Overall, five of the 12 mining divisions saw increases, with the best performers being:

  • Platinum Group Metals (PGMs) increased by 4.7% y/y in August after declining by 0.8% in July, contributing 1.2 percentage points (ppts) to total output growth.

  • Manganese ore output increased by 16.0% y/y, adding 1.2ppts to total growth, though this was a slowdown from the 27.0% y/y surge in July.

On the downside, the worst offenders were:

  • Iron Ore output fell 15.2% y/y, slightly improving from the 19.0% y/y drop in July, but still detracted 2.1ppts from total growth.

  • Gold output contracted by 4.6%, marking its tenth consecutive month of decline, shaving off 0.7ppts from total mining growth.

  • Coal output decreased by 0.7% following a 1.3% increase in July, reducing total growth by 0.2ppts.

Mining output is up 0.3% over the year, outperforming the declines of 0.2% in 2023 and 7.2% in 2022.

Thanda Sithole, FNB Senior Economist, said that although energy constraints have eased, mining activity is expected to remain moderate in the near term due to a stable yet challenging external demand environment.

“Ongoing inefficiencies in port and rail infrastructure continue to limit productivity and profitability across the sector,” added Sithole.


Manufacturing data

Manufacturing data contracted by 1.2% in August, following an expansion of 1.6% in July.

The figure was worse than the Reuters prediction of a 0.5% decline.

The following divisions made the largest negative contributions:

  • motor vehicles, parts and accessories and other transport equipment (-16.1% and contributing -1.6 percentage points); and

  • basic iron and steel, non-ferrous metal products, metal products and machinery (-5.4% and contributing -1.2 percentage points).

Seasonally adjusted manufacturing output fell by 0.6% m/m, slightly offsetting the downwardly revised 1.6% monthly expansion in July (previously 2.1%).

“The decline in monthly output was reflected in the manufacturing PMI business activity index, which fell deep into contraction, reaching 38.9 points in August. However, this index rebounded to 50.7 points in September, indicating a potential recovery in monthly output,” said Sithole.

Output was flat at 0.1% for the three months ending in August.

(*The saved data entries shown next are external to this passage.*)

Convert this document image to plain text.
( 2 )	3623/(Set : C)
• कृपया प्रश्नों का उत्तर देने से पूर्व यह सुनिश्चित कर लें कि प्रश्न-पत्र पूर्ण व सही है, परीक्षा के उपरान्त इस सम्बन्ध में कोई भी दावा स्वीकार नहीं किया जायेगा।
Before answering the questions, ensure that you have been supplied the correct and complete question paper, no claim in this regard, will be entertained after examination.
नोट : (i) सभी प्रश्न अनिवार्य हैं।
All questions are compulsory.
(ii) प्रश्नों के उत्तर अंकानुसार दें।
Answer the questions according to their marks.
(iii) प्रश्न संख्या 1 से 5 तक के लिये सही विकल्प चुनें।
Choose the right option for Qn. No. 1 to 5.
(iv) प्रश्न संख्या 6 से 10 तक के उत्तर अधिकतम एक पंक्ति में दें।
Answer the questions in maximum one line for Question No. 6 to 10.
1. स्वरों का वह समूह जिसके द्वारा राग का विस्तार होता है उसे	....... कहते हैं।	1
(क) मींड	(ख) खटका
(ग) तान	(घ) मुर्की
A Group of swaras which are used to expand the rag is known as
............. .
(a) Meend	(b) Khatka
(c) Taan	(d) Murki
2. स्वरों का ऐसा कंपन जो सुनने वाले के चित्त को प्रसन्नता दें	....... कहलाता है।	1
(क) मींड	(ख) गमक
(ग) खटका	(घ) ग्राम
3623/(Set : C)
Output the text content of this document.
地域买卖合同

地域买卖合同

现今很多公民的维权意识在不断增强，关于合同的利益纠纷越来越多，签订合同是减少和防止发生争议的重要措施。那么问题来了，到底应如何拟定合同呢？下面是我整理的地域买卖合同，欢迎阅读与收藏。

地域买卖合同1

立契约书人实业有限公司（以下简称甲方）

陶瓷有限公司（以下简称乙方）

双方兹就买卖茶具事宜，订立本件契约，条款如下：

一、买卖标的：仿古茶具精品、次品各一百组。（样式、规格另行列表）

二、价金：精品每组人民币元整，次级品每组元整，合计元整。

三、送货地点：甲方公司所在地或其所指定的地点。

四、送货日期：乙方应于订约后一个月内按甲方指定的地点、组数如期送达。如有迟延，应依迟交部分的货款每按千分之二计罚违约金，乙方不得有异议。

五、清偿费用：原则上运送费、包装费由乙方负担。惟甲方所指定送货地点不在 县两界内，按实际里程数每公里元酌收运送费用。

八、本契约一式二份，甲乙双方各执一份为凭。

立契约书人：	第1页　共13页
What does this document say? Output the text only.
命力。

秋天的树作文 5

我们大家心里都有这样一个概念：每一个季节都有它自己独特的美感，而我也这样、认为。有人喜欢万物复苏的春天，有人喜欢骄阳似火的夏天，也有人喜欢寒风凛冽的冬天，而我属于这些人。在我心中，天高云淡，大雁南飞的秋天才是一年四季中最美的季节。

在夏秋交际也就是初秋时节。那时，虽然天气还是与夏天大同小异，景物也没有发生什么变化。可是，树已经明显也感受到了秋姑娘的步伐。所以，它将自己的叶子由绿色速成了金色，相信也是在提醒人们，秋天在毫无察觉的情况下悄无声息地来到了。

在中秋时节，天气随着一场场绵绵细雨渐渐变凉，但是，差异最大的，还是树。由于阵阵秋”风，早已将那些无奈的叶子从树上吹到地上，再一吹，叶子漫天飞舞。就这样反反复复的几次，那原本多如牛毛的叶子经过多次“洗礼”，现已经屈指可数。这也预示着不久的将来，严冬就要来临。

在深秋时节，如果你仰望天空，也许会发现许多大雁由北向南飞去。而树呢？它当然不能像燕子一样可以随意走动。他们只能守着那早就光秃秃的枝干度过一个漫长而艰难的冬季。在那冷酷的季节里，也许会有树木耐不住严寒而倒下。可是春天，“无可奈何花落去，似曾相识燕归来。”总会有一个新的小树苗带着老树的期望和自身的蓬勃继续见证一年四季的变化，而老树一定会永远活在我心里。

That said, September’s production is likely to see positive growth.

“Total manufacturing output is down 0.5% year-to-date (January to August), reflecting challenging demand conditions due to weak consumer fundamentals and broad-based declines in domestic private sector fixed investment,” said Sithole.

“Although stable, external demand remains challenging, weighing on manufactured goods exports. We anticipate a modest yet uneven recovery in the near term as demand conditions improve amid easing cost-of-living pressures.”

“The manufacturing PMI expected business conditions index rose to 70.8 points in September from 61.3 in August, suggesting that manufacturers foresee improving operating conditions.”